1. **Install Dependencies:**
   ```bash
   pip install -r requirements.txt
   ```

2. **Run Batch Generation:**
   ```bash
   # Preview what will be generated
   python main.py --preview --template "a [romantic|dramatic] scene with [two people|a couple]"
   
   # Generate with default settings
   python main.py --template "your template here"
   
   # High-quality generation
   python main.py --config configs/high_quality.yaml --template "your template"
   ```

3. **Customize Settings:**
   - Edit `configs/default.yaml` for your preferred settings
   - Adjust resolution based on your VRAM (512x512 vs 1280x720)
   - Modify generation parameters (steps, guidance, etc.)
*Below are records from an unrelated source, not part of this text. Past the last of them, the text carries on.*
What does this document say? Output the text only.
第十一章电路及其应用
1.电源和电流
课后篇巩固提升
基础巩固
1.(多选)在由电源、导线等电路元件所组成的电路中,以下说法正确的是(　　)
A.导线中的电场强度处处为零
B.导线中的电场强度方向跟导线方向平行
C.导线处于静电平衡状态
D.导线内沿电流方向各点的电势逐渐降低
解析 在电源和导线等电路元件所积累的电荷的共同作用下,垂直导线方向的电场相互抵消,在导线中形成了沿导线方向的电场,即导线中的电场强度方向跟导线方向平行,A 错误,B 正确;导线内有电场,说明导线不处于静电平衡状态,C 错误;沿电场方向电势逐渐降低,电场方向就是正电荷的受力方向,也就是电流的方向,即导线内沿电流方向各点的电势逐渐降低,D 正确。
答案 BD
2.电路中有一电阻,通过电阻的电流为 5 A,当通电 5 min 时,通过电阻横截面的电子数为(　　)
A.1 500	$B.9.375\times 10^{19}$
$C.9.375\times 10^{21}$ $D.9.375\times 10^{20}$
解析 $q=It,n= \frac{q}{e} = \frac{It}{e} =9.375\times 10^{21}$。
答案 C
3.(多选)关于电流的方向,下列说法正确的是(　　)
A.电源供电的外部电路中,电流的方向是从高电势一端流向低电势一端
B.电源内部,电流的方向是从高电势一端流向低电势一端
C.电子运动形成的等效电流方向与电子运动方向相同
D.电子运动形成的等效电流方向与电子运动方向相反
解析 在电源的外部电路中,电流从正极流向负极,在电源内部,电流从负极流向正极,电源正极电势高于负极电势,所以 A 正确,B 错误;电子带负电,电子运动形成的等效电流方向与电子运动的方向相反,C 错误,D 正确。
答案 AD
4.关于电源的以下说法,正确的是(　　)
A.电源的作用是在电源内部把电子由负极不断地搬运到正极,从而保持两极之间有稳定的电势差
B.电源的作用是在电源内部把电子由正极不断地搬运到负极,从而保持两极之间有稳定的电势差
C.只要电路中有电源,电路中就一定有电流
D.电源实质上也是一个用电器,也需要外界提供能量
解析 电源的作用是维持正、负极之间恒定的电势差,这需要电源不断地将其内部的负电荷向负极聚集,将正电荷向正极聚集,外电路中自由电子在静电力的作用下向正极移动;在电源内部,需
### 💡 Tips for Best Results:

- **Memory Management:** Use 512x512 for lower VRAM, 720P for high-end GPUs
- **Quality vs Speed:** More steps = better quality but slower generation
- **Batch Processing:** Use our system for generating many variations efficiently
- **Organization:** All outputs are automatically organized with metadata

### 🔧 System Integration:
The WAN model is now fully integrated into our batch processing system. You can use either:
- **This notebook** for interactive single-video generation
- **Command line tool** for automated batch processing with prompt variations

Both approaches use the same underlying WAN model implementation!